I've seen a few misconceptions.
One guy mentioned that he used the license on his laptop. Manufacturers actually have a volume license. Your laptop came pre-activated from the manufacturer using a volume license. This key is used on multiple laptops fromt he company to help accelerate the manufacturing process. Many manufacturers do this. So, that key on the bottom of your laptop is a fresh, never been used, key that's intended for re-installation purposes without the need of using the recovery partition on the hard drive (face it, if you get a bad virus that kills the recovery partition, you'll need a CD and a license). So, if something happens to that recovery partition, you'll need to get another key since the one on the bottom of the laptop is in use on another computer. No, you can't uninstall Windows off that computer and use the license on your laptop. It's an OEM key, so it's tied to that computer.
To the OP, Windows won't activate if you already used an OEM key on another computer.
I have never heard of this 6 month thing where MS only keeps a record for 6 months.
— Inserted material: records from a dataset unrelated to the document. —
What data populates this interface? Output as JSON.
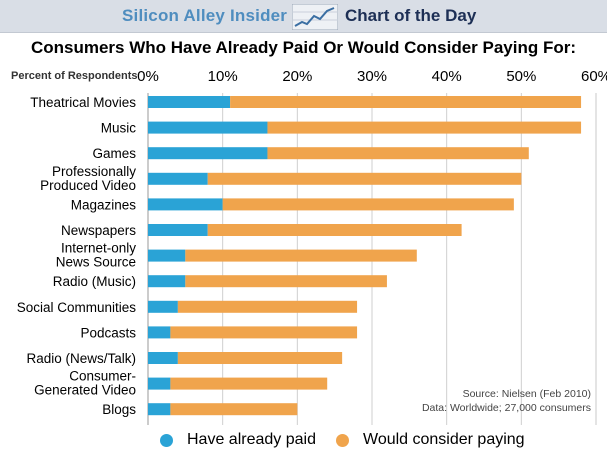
{
  "header": {
    "brand": "Silicon Alley Insider",
    "chart_of_day": "Chart of the Day",
    "logo_icon": "trend-line-chart-icon"
  },
  "colors": {
    "header_bg": "#d9dee6",
    "paid": "#2aa3d6",
    "consider": "#f0a44c",
    "brand": "#4f8dbf"
  },
  "legend": {
    "paid": "Have already paid",
    "consider": "Would consider paying"
  },
  "source": {
    "line1": "Source: Nielsen (Feb 2010)",
    "line2": "Data: Worldwide; 27,000 consumers"
  },
  "chart_data": {
    "type": "bar",
    "orientation": "horizontal",
    "stacked": true,
    "title": "Consumers Who Have Already Paid Or Would Consider Paying For:",
    "ylabel": "Percent of Respondents",
    "xlim": [
      0,
      60
    ],
    "xticks": [
      "0%",
      "10%",
      "20%",
      "30%",
      "40%",
      "50%",
      "60%"
    ],
    "grid": true,
    "legend_position": "bottom",
    "categories": [
      "Theatrical Movies",
      "Music",
      "Games",
      "Professionally Produced Video",
      "Magazines",
      "Newspapers",
      "Internet-only News Source",
      "Radio (Music)",
      "Social Communities",
      "Podcasts",
      "Radio (News/Talk)",
      "Consumer-Generated Video",
      "Blogs"
    ],
    "category_lines": [
      [
        "Theatrical Movies"
      ],
      [
        "Music"
      ],
      [
        "Games"
      ],
      [
        "Professionally",
        "Produced Video"
      ],
      [
        "Magazines"
      ],
      [
        "Newspapers"
      ],
      [
        "Internet-only",
        "News Source"
      ],
      [
        "Radio (Music)"
      ],
      [
        "Social Communities"
      ],
      [
        "Podcasts"
      ],
      [
        "Radio (News/Talk)"
      ],
      [
        "Consumer-",
        "Generated Video"
      ],
      [
        "Blogs"
      ]
    ],
    "series": [
      {
        "name": "Have already paid",
        "color": "#2aa3d6",
        "values": [
          11,
          16,
          16,
          8,
          10,
          8,
          5,
          5,
          4,
          3,
          4,
          3,
          3
        ]
      },
      {
        "name": "Would consider paying",
        "color": "#f0a44c",
        "values": [
          47,
          42,
          35,
          42,
          39,
          34,
          31,
          27,
          24,
          25,
          22,
          21,
          17
        ]
      }
    ]
  }
}
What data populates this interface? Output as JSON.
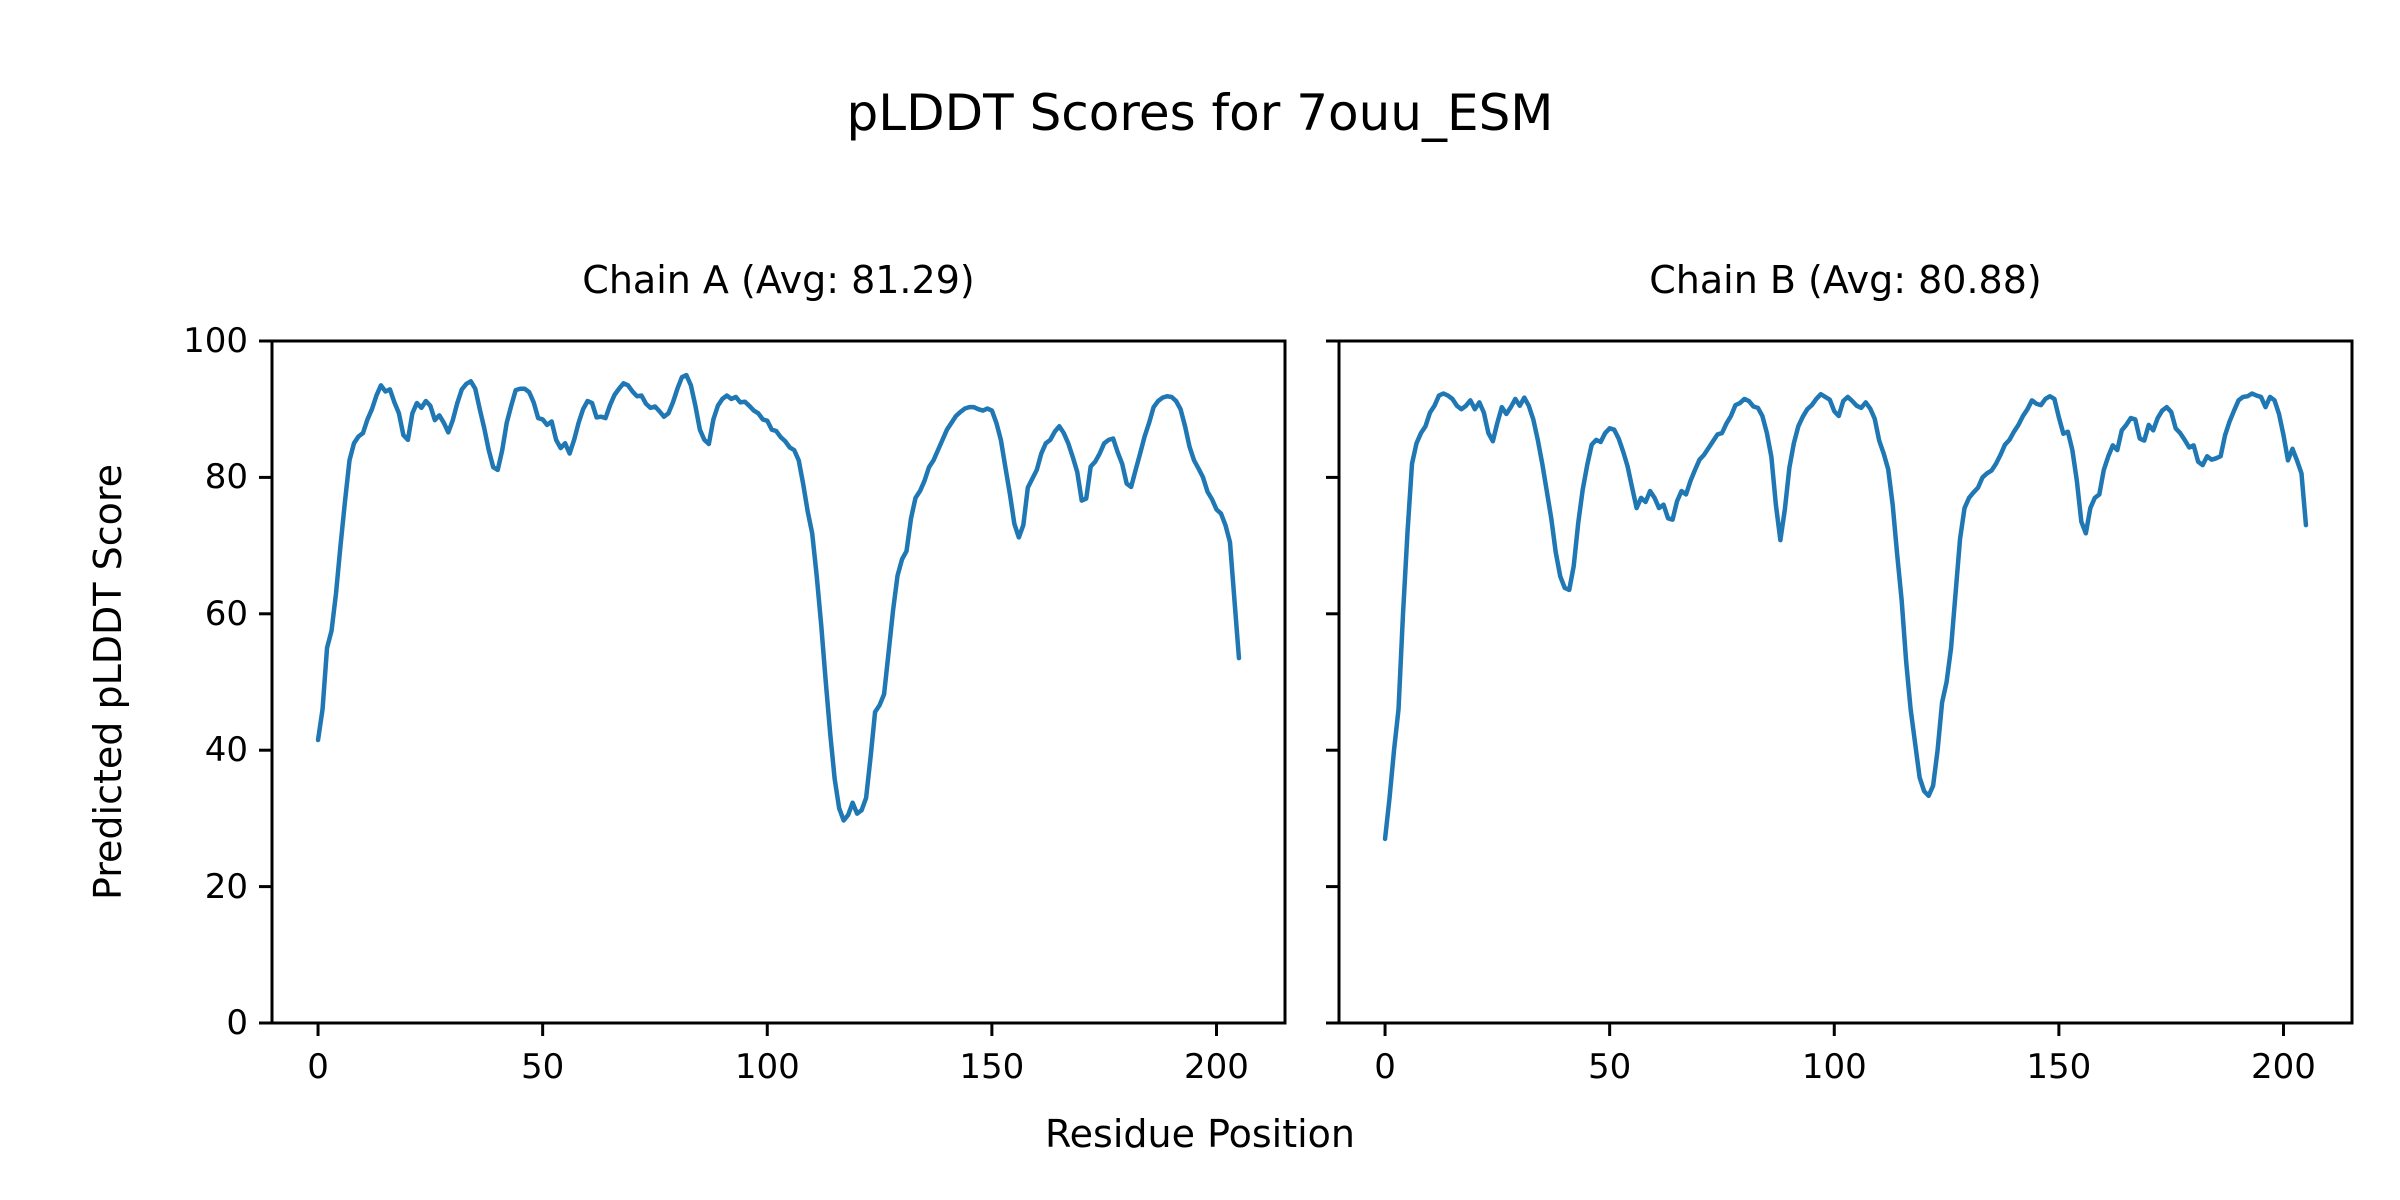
{
  "figure": {
    "suptitle": "pLDDT Scores for 7ouu_ESM",
    "xlabel": "Residue Position",
    "ylabel": "Predicted pLDDT Score",
    "background_color": "#ffffff",
    "text_color": "#000000",
    "spine_color": "#000000"
  },
  "chart_data": [
    {
      "type": "line",
      "name": "Chain A",
      "title": "Chain A (Avg: 81.29)",
      "avg": 81.29,
      "line_color": "#1f77b4",
      "xlabel": "Residue Position",
      "ylabel": "Predicted pLDDT Score",
      "x_ticks": [
        0,
        50,
        100,
        150,
        200
      ],
      "y_ticks": [
        0,
        20,
        40,
        60,
        80,
        100
      ],
      "xlim": [
        -10.25,
        215.25
      ],
      "ylim": [
        0,
        100
      ],
      "grid": false,
      "legend": false,
      "x_start": 0,
      "x_step": 1,
      "values": [
        41.5,
        46,
        55,
        57.5,
        63,
        70,
        76.5,
        82.5,
        85,
        86,
        86.5,
        88.5,
        90,
        92,
        93.5,
        92.6,
        92.9,
        91,
        89.4,
        86.2,
        85.5,
        89.4,
        90.9,
        90.2,
        91.2,
        90.5,
        88.4,
        89.1,
        88,
        86.6,
        88.4,
        90.9,
        92.9,
        93.7,
        94.1,
        93,
        90,
        87.2,
        84,
        81.5,
        81.1,
        84,
        88,
        90.5,
        92.8,
        93,
        93,
        92.5,
        91,
        88.7,
        88.5,
        87.7,
        88.2,
        85.5,
        84.3,
        85,
        83.5,
        85.5,
        88,
        90,
        91.2,
        90.9,
        88.8,
        88.9,
        88.7,
        90.6,
        92.1,
        93,
        93.8,
        93.5,
        92.6,
        91.9,
        92,
        90.8,
        90.2,
        90.4,
        89.7,
        88.9,
        89.4,
        91,
        93,
        94.7,
        95,
        93.5,
        90.5,
        87,
        85.5,
        84.9,
        88.5,
        90.5,
        91.5,
        92,
        91.5,
        91.8,
        91,
        91.1,
        90.5,
        89.8,
        89.4,
        88.5,
        88.3,
        87,
        86.8,
        85.9,
        85.3,
        84.4,
        84,
        82.5,
        79,
        75,
        71.8,
        65.6,
        58.4,
        50.2,
        42.5,
        35.8,
        31.5,
        29.7,
        30.5,
        32.3,
        30.7,
        31.2,
        33,
        39,
        45.6,
        46.6,
        48.2,
        54.3,
        60.5,
        65.6,
        68,
        69.2,
        74,
        77,
        78,
        79.5,
        81.5,
        82.5,
        84,
        85.5,
        87,
        88,
        89,
        89.6,
        90.1,
        90.3,
        90.3,
        90,
        89.8,
        90.1,
        89.8,
        88,
        85.5,
        81.5,
        77.6,
        73.2,
        71.2,
        73,
        78.5,
        79.8,
        81.1,
        83.5,
        85,
        85.5,
        86.7,
        87.5,
        86.5,
        85,
        83,
        80.8,
        76.6,
        76.9,
        81.6,
        82.3,
        83.5,
        85,
        85.5,
        85.7,
        83.7,
        82,
        79.1,
        78.6,
        81.1,
        83.5,
        86,
        88,
        90.3,
        91.2,
        91.7,
        91.9,
        91.8,
        91.2,
        90,
        87.5,
        84.5,
        82.5,
        81.3,
        80,
        77.9,
        76.8,
        75.3,
        74.7,
        73,
        70.5,
        62,
        53.5
      ]
    },
    {
      "type": "line",
      "name": "Chain B",
      "title": "Chain B (Avg: 80.88)",
      "avg": 80.88,
      "line_color": "#1f77b4",
      "xlabel": "Residue Position",
      "ylabel": "Predicted pLDDT Score",
      "x_ticks": [
        0,
        50,
        100,
        150,
        200
      ],
      "y_ticks": [
        0,
        20,
        40,
        60,
        80,
        100
      ],
      "xlim": [
        -10.25,
        215.25
      ],
      "ylim": [
        0,
        100
      ],
      "grid": false,
      "legend": false,
      "x_start": 0,
      "x_step": 1,
      "values": [
        27,
        33,
        40,
        46,
        60,
        72,
        82,
        85,
        86.5,
        87.5,
        89.5,
        90.5,
        92,
        92.3,
        92,
        91.5,
        90.5,
        90,
        90.5,
        91.3,
        90,
        91,
        89.5,
        86.5,
        85.3,
        88,
        90.3,
        89.3,
        90.3,
        91.5,
        90.5,
        91.7,
        90.5,
        88.5,
        85.5,
        82,
        78,
        74,
        69,
        65.5,
        63.8,
        63.5,
        67,
        73.3,
        78.2,
        81.8,
        84.8,
        85.5,
        85.2,
        86.5,
        87.2,
        87,
        85.7,
        83.8,
        81.6,
        78.5,
        75.5,
        77,
        76.4,
        78,
        77,
        75.5,
        76,
        74,
        73.8,
        76.5,
        78,
        77.5,
        79.5,
        81.1,
        82.6,
        83.3,
        84.3,
        85.3,
        86.3,
        86.5,
        87.9,
        89,
        90.6,
        90.9,
        91.5,
        91.2,
        90.4,
        90.2,
        89,
        86.5,
        83,
        76,
        70.8,
        75.3,
        81.4,
        85,
        87.5,
        88.9,
        90,
        90.6,
        91.5,
        92.2,
        91.8,
        91.4,
        89.7,
        89,
        91.2,
        91.8,
        91.2,
        90.5,
        90.2,
        91,
        90.1,
        88.6,
        85.4,
        83.5,
        81.2,
        76,
        68.7,
        62,
        53,
        46,
        41,
        36,
        34,
        33.3,
        34.8,
        40,
        47,
        50,
        55,
        63,
        71,
        75.5,
        77,
        77.8,
        78.5,
        80,
        80.6,
        81,
        82,
        83.3,
        84.8,
        85.5,
        86.7,
        87.7,
        89,
        90,
        91.3,
        90.8,
        90.6,
        91.5,
        91.9,
        91.5,
        88.8,
        86.4,
        86.7,
        84,
        79.5,
        73.5,
        71.8,
        75.5,
        77,
        77.5,
        81.1,
        83.1,
        84.7,
        84,
        86.9,
        87.7,
        88.7,
        88.5,
        85.7,
        85.4,
        87.7,
        86.9,
        88.7,
        89.8,
        90.3,
        89.6,
        87.2,
        86.5,
        85.5,
        84.4,
        84.7,
        82.3,
        81.8,
        83.1,
        82.6,
        82.8,
        83.1,
        86.2,
        88.2,
        89.8,
        91.3,
        91.8,
        91.9,
        92.3,
        92,
        91.8,
        90.3,
        91.8,
        91.3,
        89.3,
        86.2,
        82.5,
        84.2,
        82.5,
        80.6,
        73
      ]
    }
  ]
}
It sounds like a myth from the internet. If MS was to do this, it would completely defeat the purpose of activation in the first place.
What the system basically uses for activation to determine if it's on another computer is the motherboard. Well, from various articles that I've read over the years, it's a point system. Certain components carry certain points. However, the motherboard will max out the points if changed and will fail activation. So, a different computer=different motherboard which means activation will fail.
You can reinstall the OS on the same computer as many times as you'd like.
If you buy an OEM copy, you don't need to worry about buying an upgrade version, since there is no OEM upgrade CD.